SIOUX CITY | The Sioux City Council deferred demolition of the former YMCA on Nebraska Street at a Thursday hearing after viewing plans for a multi-million-dollar renovation of the derelict building.
Paul Bernard, managing member of Residential Equity Partners LLC, the Concord, California-based company that owns the building, told the council his company plans to invest around $3.3 million in the property to turn the structure into an office building, for which he already has two prospective tenants.
"This was built to be a YMCA; this was built to last forever," he said. "The building is still structurally solid."
In addition, Bernard said the company is in discussions to purchase the property to the south and build a $7.4 million five-story parking structure.

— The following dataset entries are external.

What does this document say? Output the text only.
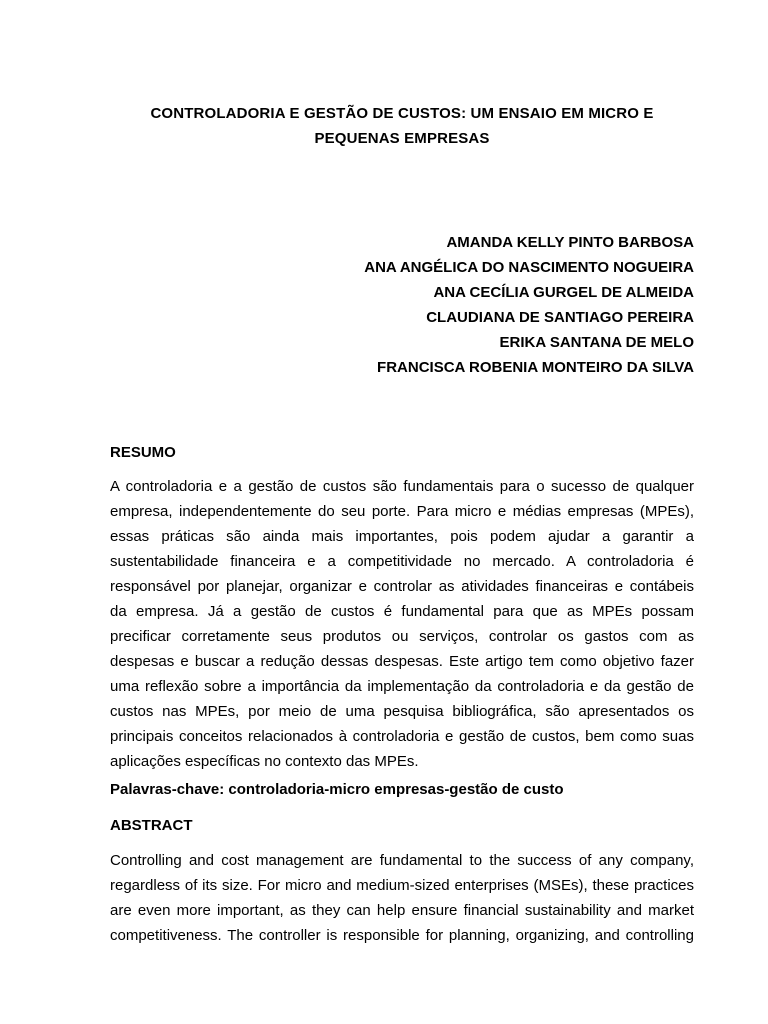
CONTROLADORIA E GESTÃO DE CUSTOS: UM ENSAIO EM MICRO E
PEQUENAS EMPRESAS
AMANDA KELLY PINTO BARBOSA
ANA ANGÉLICA DO NASCIMENTO NOGUEIRA
ANA CECÍLIA GURGEL DE ALMEIDA
CLAUDIANA DE SANTIAGO PEREIRA
ERIKA SANTANA DE MELO
FRANCISCA ROBENIA MONTEIRO DA SILVA
RESUMO
A controladoria e a gestão de custos são fundamentais para o sucesso de qualquer
empresa, independentemente do seu porte. Para micro e médias empresas (MPEs),
essas práticas são ainda mais importantes, pois podem ajudar a garantir a
sustentabilidade financeira e a competitividade no mercado. A controladoria é
responsável por planejar, organizar e controlar as atividades financeiras e contábeis
da empresa. Já a gestão de custos é fundamental para que as MPEs possam
precificar corretamente seus produtos ou serviços, controlar os gastos com as
despesas e buscar a redução dessas despesas. Este artigo tem como objetivo fazer
uma reflexão sobre a importância da implementação da controladoria e da gestão de
custos nas MPEs, por meio de uma pesquisa bibliográfica, são apresentados os
principais conceitos relacionados à controladoria e gestão de custos, bem como suas
aplicações específicas no contexto das MPEs.
Palavras-chave: controladoria-micro empresas-gestão de custo
ABSTRACT
Controlling and cost management are fundamental to the success of any company,
regardless of its size. For micro and medium-sized enterprises (MSEs), these practices
are even more important, as they can help ensure financial sustainability and market
competitiveness. The controller is responsible for planning, organizing, and controlling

Bernard showed preliminary drawings to the council and said while he doesn't have a solid date for the proposed 18-month revitalization to begin, he plans to keep the building secure and maintain the premises in the meantime.
The building has sat vacant since 2009, when the Siouxland YMCA sold it after moving across the river into the Norm Waitt Sr. YMCA building on the South Sioux City riverfront. It has changed hands twice since then, with conditions going downhill following gutting work that landed a former owner in prison for violation of asbestos removal standards.
Residential Equity Partners LLC, had purchased the building in October 2015 for $4,148.
The building landed on Thursday's hearing agenda along with seven other properties.
Bernard acknowledged his company had not done well with upkeep of the property but said he would begin work on closing off potential entrance points Friday.
Sioux City code enforcement manager Darrell Bullock said he agreed the building was sound, and that the inspections staff would entertain proposals by the council to allow the owner more time for development.
"I think he's made a very strong commitment by flying here from California to represent this building," Bullock said. "There have been some hiccups in maintenance along the way, and he's committed to making sure that doesn't happen."
Councilman Alex Watters said he believed the project merited a demolition deferral.
“Obviously we don’t want dilapidated properties around our city, but we’re not in the business of taking ones that are structurally sound, either," Watters said. "Especially if we can add something to this scale; I think the council wants that.”
The council voted 3-0 to defer the item until Dec. 4. Councilman Dan Moore and Mayor Bob Scott were absent from the meeting.